Business junior Matthew Jaysen asked the regents about the vote over the summer to increase tuition by 1.9% for the 2020-2021 academic year. Jaysen said he appreciated Ilitch sticking to her ‘no’ vote but asked Acker why he chose to change his vote from ‘no’ to ‘yes.’
Acker said his decision was based on making sure in-state students whose families make under $55,000 a year did not have a tuition increase, since the tuition increase would also go towards increasing financial aid. He also wanted to make sure that the University’s Flint and Dearborn campuses would have adequate funding for initiatives such as grants for students who needed additional funds to graduate.
“If it was my choice, would I go back and not raise tuition? In retrospect, knowing what we went through the last year, probably yes,” Acker said. “But at the time, I felt, and I still continue to feel that those priorities in Dearborn and Flint were important enough that I was willing to take the vote, even if I didn’t entirely agree with it.”
Acker said at the CSG meeting that taking money out of the endowment to cover these costs would not be practical because of the long-term effects it could have down the line.
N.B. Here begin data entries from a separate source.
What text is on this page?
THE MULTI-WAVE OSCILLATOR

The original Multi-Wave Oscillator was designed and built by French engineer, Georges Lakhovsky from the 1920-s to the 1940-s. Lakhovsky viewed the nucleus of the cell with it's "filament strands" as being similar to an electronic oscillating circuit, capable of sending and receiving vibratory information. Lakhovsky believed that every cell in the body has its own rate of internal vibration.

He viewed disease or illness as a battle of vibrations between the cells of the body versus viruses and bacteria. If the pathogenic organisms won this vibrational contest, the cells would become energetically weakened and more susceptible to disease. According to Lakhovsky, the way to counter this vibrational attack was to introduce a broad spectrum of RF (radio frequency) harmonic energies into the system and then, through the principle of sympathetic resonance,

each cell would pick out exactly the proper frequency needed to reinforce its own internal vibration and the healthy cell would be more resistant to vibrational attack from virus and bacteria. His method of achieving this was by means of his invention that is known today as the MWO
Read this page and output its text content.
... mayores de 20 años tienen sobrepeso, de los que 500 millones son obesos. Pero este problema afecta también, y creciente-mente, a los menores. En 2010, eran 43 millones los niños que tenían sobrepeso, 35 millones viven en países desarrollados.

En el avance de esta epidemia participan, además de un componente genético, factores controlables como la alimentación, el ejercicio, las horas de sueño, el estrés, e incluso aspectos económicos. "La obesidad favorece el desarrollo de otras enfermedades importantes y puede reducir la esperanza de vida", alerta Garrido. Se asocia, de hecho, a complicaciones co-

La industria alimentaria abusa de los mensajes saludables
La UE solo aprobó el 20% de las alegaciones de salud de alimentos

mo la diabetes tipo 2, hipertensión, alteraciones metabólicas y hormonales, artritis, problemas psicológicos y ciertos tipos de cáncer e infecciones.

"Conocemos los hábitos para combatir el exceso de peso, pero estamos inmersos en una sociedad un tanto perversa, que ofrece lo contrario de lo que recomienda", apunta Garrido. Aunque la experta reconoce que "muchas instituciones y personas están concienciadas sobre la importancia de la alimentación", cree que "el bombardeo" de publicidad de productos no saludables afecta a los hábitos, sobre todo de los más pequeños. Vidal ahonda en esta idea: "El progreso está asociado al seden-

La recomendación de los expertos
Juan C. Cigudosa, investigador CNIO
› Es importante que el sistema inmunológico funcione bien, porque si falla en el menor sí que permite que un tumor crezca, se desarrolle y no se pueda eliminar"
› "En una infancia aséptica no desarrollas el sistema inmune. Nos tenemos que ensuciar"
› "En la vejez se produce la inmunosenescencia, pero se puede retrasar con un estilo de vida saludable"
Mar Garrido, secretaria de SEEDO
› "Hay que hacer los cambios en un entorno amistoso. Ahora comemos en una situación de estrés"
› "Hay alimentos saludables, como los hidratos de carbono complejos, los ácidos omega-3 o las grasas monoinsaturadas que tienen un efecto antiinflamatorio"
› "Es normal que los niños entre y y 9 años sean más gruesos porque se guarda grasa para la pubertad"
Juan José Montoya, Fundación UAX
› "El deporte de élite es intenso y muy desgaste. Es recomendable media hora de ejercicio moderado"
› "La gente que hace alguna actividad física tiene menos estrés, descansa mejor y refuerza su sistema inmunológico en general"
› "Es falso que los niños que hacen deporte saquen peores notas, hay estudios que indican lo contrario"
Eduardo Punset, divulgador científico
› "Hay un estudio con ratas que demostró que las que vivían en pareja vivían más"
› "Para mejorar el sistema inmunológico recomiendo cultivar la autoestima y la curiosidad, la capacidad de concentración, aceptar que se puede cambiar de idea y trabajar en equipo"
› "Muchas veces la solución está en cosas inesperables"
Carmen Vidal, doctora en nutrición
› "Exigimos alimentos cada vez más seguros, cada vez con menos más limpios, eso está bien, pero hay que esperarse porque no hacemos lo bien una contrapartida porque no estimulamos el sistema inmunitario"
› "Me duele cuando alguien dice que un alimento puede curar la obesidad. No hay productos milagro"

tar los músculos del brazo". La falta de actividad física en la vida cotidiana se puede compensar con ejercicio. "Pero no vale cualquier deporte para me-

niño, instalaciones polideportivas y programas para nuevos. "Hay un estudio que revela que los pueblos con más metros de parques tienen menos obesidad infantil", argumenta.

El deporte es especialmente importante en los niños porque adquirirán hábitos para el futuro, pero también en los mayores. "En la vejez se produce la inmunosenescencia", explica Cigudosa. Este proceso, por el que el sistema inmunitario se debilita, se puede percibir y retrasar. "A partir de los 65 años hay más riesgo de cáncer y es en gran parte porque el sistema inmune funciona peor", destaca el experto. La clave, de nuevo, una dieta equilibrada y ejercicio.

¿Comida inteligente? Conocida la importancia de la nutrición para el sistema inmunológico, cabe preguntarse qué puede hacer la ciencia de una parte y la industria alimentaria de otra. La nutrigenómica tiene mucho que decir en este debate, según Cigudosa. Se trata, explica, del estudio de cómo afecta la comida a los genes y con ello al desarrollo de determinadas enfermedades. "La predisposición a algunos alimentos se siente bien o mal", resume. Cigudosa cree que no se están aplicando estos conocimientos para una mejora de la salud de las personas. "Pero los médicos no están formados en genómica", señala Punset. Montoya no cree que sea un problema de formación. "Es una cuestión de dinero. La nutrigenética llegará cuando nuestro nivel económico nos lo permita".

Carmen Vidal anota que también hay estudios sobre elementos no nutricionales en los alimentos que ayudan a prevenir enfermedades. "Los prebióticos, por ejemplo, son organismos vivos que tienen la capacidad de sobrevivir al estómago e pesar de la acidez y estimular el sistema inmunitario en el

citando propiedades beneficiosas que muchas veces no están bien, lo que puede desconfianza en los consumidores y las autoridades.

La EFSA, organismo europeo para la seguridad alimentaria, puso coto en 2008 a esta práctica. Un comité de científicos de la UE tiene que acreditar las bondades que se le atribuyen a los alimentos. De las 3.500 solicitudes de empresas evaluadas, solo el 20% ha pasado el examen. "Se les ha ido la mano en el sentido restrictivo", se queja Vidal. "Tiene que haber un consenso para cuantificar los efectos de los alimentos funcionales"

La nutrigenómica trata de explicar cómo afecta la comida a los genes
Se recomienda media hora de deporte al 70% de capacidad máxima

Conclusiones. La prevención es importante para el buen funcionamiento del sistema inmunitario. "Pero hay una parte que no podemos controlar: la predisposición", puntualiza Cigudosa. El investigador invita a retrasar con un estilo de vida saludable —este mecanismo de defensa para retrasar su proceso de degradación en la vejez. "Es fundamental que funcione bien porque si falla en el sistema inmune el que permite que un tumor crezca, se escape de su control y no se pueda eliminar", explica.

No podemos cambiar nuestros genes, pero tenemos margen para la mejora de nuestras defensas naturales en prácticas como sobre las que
Ilitch disagreed at the CSG meeting and said she thinks taking money out of the endowment should be more seriously considered, especially during unusual times such as a global pandemic.
The assembly also voted on the nominees for the nomination committee. Engineering freshman Maria Fields, LSA sophomore Noah Zimmerman and Pinti were all confirmed for the committee.
The assembly also nominated and approved LSA junior Major Stevens for the ex-officio position on the judicial appointment commission. This means he will be a non-voting Assembly observer to the judicial appointment commission and will still attend assembly meetings.
Daily Staff Reporter Martina Zacker can be reached at email@example.com.
Correction: A previous version of this article included less information about the vote to increase tuition.